Beritasaja.com, Jakarta - Usman Hamid mengenang kembali masa-masa pada 1998 silam.
Dia adalah satu dari sekian banyak mahasiswa yang turun ke jalan menuntut reformasi.
Hal itu dimulai dari situasi krisis komersial yang terjadi pada 1997.
Tahun ketika negeri ini remuk dihantam krisis moneter.
Nilai rupiah ambruk dan harga sembako melonjak.
Namun krisis komersial tak bisa terus dihadapi dengan diskusi dan karung beras.

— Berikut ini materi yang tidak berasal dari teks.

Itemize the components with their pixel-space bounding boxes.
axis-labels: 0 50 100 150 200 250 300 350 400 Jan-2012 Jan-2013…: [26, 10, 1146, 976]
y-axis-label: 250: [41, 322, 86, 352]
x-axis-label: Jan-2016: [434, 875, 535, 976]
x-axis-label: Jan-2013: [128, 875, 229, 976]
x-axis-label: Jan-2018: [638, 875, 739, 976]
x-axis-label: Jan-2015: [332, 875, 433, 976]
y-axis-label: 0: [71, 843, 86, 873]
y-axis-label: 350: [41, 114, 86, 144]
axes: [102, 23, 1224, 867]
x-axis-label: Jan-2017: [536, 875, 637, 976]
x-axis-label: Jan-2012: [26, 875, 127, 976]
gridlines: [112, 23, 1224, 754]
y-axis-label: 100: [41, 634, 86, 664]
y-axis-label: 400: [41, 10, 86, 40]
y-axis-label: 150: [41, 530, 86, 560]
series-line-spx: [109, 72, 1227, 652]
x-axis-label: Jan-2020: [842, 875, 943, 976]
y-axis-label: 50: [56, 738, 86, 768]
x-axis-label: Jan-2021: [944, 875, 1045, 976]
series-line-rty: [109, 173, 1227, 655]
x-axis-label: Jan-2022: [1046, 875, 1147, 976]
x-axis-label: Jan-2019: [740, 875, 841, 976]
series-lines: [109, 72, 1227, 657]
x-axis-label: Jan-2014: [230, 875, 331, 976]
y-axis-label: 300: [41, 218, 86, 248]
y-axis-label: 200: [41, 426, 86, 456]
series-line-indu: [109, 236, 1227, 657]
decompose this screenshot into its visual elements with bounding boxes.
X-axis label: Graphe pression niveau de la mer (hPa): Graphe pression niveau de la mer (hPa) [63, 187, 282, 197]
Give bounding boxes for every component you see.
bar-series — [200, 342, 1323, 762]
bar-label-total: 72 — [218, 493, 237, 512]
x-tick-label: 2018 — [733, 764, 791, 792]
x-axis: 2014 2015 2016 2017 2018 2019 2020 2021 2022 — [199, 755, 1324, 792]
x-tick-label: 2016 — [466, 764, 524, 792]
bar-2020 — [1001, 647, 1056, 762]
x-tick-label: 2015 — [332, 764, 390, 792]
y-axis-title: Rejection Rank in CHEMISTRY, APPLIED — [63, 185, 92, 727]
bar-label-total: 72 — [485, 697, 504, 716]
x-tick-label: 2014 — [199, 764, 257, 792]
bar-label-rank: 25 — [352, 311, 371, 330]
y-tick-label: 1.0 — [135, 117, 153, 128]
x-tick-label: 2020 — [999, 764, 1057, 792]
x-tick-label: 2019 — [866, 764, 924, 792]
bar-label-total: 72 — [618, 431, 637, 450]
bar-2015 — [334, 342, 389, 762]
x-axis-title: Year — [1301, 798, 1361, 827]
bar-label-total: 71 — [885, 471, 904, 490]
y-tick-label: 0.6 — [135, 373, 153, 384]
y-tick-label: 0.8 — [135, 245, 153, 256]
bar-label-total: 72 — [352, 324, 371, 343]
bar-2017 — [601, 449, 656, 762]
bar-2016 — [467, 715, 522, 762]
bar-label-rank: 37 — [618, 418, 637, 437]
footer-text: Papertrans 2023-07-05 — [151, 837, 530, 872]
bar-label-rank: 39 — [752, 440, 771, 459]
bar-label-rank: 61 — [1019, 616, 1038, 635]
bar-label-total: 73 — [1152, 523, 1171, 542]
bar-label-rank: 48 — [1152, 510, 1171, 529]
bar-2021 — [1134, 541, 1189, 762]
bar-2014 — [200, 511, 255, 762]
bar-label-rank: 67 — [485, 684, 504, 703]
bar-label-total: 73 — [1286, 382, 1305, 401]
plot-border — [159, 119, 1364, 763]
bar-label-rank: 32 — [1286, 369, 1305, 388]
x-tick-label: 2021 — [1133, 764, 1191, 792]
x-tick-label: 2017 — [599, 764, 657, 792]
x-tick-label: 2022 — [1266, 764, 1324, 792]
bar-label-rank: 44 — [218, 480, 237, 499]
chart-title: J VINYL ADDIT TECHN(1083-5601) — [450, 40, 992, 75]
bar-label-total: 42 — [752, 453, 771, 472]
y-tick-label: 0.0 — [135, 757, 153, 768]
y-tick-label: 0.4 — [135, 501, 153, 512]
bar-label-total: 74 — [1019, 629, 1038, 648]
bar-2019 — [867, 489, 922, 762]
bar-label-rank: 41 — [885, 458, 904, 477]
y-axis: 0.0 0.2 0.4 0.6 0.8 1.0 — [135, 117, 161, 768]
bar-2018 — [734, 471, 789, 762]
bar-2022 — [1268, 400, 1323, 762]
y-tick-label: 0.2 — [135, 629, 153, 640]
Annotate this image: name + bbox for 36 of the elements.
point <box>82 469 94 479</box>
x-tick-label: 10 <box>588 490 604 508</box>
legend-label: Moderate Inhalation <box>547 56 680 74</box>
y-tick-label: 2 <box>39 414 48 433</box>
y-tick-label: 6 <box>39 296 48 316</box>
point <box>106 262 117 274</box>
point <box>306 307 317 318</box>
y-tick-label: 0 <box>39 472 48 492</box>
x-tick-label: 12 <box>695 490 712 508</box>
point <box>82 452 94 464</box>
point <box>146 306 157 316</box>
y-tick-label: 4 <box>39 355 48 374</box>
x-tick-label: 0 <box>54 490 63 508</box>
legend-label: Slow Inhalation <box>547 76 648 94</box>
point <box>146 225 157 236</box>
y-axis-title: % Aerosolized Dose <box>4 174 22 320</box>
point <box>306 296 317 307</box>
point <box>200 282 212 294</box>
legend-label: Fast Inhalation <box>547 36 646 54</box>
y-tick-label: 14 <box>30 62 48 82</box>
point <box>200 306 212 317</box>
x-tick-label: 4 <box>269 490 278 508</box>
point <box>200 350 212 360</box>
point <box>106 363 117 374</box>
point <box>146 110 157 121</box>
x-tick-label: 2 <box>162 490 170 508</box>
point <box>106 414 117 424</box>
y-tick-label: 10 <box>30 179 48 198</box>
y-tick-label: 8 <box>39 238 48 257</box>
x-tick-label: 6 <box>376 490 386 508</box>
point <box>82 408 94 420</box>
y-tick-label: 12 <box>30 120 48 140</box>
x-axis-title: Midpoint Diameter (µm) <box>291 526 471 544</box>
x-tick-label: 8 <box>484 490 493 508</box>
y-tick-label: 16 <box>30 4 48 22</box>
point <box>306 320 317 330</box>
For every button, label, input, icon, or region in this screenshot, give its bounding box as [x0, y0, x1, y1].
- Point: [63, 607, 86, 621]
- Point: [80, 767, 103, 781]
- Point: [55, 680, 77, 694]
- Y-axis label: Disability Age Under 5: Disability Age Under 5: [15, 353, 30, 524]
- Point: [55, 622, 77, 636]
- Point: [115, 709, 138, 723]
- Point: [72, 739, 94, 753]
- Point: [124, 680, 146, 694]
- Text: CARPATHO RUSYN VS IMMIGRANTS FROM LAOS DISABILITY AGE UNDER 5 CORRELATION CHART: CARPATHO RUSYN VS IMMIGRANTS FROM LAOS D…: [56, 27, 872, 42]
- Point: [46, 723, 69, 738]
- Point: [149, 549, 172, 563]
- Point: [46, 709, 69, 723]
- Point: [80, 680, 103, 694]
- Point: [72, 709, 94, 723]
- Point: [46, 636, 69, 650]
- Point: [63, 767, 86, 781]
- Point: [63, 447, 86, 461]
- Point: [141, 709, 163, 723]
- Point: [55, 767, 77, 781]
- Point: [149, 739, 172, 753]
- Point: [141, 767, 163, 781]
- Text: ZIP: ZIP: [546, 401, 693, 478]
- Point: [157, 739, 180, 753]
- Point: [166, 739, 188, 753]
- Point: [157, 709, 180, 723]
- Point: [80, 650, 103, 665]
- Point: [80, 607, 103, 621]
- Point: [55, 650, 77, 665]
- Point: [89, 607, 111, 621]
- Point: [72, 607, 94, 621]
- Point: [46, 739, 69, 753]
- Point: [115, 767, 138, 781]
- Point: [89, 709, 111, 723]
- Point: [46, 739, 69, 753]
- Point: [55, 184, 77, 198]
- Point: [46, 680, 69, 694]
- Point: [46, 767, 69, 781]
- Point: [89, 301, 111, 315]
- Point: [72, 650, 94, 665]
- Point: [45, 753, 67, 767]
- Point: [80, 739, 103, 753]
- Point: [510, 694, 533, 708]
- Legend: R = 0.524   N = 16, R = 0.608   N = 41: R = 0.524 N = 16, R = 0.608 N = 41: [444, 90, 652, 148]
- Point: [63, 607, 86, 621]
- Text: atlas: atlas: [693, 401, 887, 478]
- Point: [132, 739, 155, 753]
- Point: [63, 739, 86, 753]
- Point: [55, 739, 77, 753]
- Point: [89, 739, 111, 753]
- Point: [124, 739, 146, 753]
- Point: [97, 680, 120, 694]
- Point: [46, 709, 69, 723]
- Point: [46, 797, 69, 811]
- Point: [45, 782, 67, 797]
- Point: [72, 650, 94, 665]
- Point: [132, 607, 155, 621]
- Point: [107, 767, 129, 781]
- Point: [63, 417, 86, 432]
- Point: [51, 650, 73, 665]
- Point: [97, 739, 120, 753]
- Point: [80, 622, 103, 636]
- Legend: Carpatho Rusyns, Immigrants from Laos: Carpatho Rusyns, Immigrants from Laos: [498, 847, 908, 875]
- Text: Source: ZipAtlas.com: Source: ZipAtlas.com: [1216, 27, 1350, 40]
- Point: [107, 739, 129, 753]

"Jadi bulan-bulan di tahun 1997 itu banyak saya manfaatkan untuk kegiatan-kegiatan menyikapi krisis moneter," kata Usman Hamid memulai perbincangan, Rabu (21/5/2025).
Advertisement
Tapi di benak Usman, bayangan ibunya yang melarang turun ke jalan tak kunjung hilang.
Ibunya takut anaknya bernasib sama seperti para mahasiswa yang diculik dan tak kembali.
Tapi keresahan batin tak bisa dibungkam.
Di penghujung 1997, Usman dan kawan-kawan kampusnya mulai mengadakan rapat-rapat senat mahasiswa.
Tempatnya di Kampus A, Grogol.
Di sanalah ide-ide perlawanan mulai dibicarakan.
Sehari dua kali rapat digelar merancang mimbar bebas dan menggagas aksi jalanan.
Bagi Usman, itu adalah momen krusial.
Dia terperosok makin dalam di gerakan mahasiswa.
Kampus Trisakti bukan satu-satunya tempat berkumpul.
Rapat-rapat juga digelar di kampus lain, bahkan di rumah teman.
Namun titik kumpul utama tetap di Kampus A Trisakti, Grogol.
Tak jarang ia menginap di masjid dekat Trisakti.
Kala itu belum banyak mahasiswa punya telepon genggam, sehingga absennya seseorang dari rumah bisa berarti kekhawatiran panjang bagi keluarga.
Mereka menyusun enam agenda reformasi: pemberantasan KKN, supremasi hukum, penghapusan dwi fungsi ABRI, otonomi daerah, penghapusan daerah operasi militer (DOM), serta demokratisasi.